Although the study could not determine why the patients lived longer,
the authors and other experts had several theories: depression is known
to shorten life, and patients whose pain is treated often sleep better,
eat better and talk more with relatives. Also, hospitals are dangerous
places for very sick people; they may get fatal blood infections, pneumonia or bedsores, or simply be overwhelmed by the powerful drugs and radiation attacking their cancer.
Saying the study was “of critical importance,” Dr. R. Sean Morrison,
president of the American Academy of Hospice and Palliative Medicine,
said it was the “first concrete evidence of what a lot of us have seen
in our practices — when you control pain and other symptoms, people not
only feel better, they live longer.”
There is sometimes tension between medical specialties, since surgeons
and oncologists often view cancer as a battle, while palliative care
specialists are seen as “giving up.”
Palliative care typically begins with a long conversation about what the
patient with a terminal diagnosis wants out of his remaining life. It
includes the options any oncologist addresses: surgery, chemotherapy and
radiation and their side effects. But it also includes how much
suffering a patient wishes to bear, effects on the family, and legal,
insurance and religious issues. Teams focus on controlling pain,
nausea, swelling, shortness of breath
and other side effects; they also address patients’ worries and make
sure they have help with making meals, dressing and bathing when not
hospitalized.
Hospice care is intensive palliative care including home nursing, but insurers and Medicare
usually cover it only if the patient abandons medical treatment and two
doctors certify that death is less than six months away.
During the debate over President Obama’s
2009 health care bill, provisions to have Medicare and insurers pay for
optional consultations with doctors on palliative and hospice care led
to rumors, spread by talk-show hosts like Rush Limbaugh and Glenn Beck and by the former vice-presidential candidate Sarah Palin, that the bill empowered “death panels” that would “euthanize” elderly Americans.
Legislators eventually removed the provisions. In practice, Medicare and
private insurers do pay for some palliative care, said Dr. Gail Austin
Cooney, a former president of the palliative medicine academy. “But it’s
piecemeal,” she said. “The billing is complicated, and for many
physicians that’s enough of a deterrent to not bother.”

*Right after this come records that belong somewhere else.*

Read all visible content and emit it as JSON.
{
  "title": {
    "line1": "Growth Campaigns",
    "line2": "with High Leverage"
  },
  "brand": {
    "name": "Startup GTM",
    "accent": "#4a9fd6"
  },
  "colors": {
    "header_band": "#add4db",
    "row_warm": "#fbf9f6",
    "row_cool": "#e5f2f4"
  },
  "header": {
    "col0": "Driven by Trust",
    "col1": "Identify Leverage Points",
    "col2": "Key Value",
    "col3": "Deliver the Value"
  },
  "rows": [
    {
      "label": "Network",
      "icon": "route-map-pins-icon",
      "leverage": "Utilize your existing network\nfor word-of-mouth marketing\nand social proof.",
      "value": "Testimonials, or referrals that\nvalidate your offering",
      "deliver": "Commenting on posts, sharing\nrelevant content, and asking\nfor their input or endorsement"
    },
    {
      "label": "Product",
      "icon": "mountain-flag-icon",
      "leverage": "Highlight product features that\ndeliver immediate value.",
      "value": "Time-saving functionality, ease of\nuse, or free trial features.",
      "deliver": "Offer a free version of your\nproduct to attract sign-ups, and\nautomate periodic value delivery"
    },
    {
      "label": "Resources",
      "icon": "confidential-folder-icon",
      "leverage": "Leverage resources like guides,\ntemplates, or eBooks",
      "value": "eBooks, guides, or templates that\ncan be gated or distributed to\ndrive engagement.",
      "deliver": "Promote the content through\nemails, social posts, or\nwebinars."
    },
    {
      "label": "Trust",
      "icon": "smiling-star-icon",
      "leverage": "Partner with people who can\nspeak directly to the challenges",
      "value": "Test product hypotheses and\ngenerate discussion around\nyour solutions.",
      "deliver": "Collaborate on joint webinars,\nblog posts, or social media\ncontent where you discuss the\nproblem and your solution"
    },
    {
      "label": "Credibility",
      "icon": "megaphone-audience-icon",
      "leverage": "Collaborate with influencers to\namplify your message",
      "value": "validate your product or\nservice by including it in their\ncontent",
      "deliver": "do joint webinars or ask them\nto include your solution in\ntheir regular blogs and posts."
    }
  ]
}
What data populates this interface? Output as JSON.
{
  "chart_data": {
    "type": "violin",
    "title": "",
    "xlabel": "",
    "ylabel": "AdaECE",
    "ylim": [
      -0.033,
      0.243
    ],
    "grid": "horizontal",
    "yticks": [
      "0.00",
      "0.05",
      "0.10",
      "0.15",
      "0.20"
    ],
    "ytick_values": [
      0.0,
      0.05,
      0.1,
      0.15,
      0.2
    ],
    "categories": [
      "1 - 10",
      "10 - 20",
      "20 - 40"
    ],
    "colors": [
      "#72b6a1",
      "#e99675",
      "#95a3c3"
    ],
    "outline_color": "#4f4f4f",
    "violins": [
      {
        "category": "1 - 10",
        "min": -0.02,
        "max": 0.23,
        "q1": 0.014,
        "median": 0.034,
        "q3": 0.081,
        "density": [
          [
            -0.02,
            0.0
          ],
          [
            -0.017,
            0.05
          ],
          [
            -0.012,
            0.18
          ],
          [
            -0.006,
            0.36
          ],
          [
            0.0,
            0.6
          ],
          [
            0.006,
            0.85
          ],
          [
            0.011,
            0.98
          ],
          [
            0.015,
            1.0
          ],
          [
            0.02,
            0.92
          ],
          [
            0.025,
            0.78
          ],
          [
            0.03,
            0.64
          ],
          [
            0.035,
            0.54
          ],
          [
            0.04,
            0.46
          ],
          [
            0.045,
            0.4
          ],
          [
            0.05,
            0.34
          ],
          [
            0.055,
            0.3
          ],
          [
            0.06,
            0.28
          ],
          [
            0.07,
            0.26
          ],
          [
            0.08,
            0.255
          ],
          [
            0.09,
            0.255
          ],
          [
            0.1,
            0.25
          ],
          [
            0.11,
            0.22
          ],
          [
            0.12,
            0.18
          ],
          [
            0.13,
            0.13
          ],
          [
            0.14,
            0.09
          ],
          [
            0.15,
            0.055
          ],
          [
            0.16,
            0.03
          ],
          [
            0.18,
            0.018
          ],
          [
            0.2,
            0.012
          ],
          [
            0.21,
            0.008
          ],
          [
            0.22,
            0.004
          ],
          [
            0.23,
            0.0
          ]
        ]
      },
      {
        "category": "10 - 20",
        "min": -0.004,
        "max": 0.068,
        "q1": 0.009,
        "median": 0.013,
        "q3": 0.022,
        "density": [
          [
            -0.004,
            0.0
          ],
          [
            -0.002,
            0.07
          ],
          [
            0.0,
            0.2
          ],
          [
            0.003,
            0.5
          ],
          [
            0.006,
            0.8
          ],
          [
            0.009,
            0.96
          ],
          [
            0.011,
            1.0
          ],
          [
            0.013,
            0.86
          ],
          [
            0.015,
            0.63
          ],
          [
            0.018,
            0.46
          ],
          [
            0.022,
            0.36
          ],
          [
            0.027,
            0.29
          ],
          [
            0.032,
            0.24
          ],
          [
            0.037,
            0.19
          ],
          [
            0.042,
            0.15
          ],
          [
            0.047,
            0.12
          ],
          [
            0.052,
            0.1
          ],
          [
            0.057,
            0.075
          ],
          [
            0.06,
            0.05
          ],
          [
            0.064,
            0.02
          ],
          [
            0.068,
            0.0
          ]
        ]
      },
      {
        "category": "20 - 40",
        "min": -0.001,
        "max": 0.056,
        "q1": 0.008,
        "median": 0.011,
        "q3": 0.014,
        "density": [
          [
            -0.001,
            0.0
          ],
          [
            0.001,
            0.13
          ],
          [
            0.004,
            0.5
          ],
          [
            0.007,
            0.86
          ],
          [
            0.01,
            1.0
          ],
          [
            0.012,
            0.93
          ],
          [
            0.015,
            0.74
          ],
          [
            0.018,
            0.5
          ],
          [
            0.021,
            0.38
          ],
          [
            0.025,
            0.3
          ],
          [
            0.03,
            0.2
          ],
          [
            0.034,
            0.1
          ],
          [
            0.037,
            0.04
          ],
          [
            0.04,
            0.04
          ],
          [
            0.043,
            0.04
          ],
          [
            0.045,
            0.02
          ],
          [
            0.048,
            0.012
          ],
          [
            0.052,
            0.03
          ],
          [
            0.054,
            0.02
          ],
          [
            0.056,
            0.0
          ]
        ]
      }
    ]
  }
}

Dr. Cooney herself had such care along with surgery and chemotherapy for ovarian cancer in 2008.
“I decided I wanted every drop of chemotherapy they could give me, and
it was very painful, dumping the drugs directly into my belly,” she
said. She needed powerful painkillers, and also chose
alternative-medicine options like acupuncture and “energy work” for nausea and fatigue.
“I’m rigid — I had my last chemo treatment on Christmas Eve because I
wanted it on the day I was due for it,” she said. “But I couldn’t have
completed the program without the psychosocial support.”
Palliative care experts now want to study patients with other cancers, heart disease, stroke, dementia and emphysema. But the National Institutes of Health
is under budget pressure, and the other major source of money for
medical research, the pharmaceutical industry, has little incentive to
study palliative care. This trial was paid for by the American Society
of Clinical Oncology and private philanthropy.
“Philanthropists tend to focus on curing cancer,” Dr. Temel said. “But we can’t ignore people who need end-of-life care.”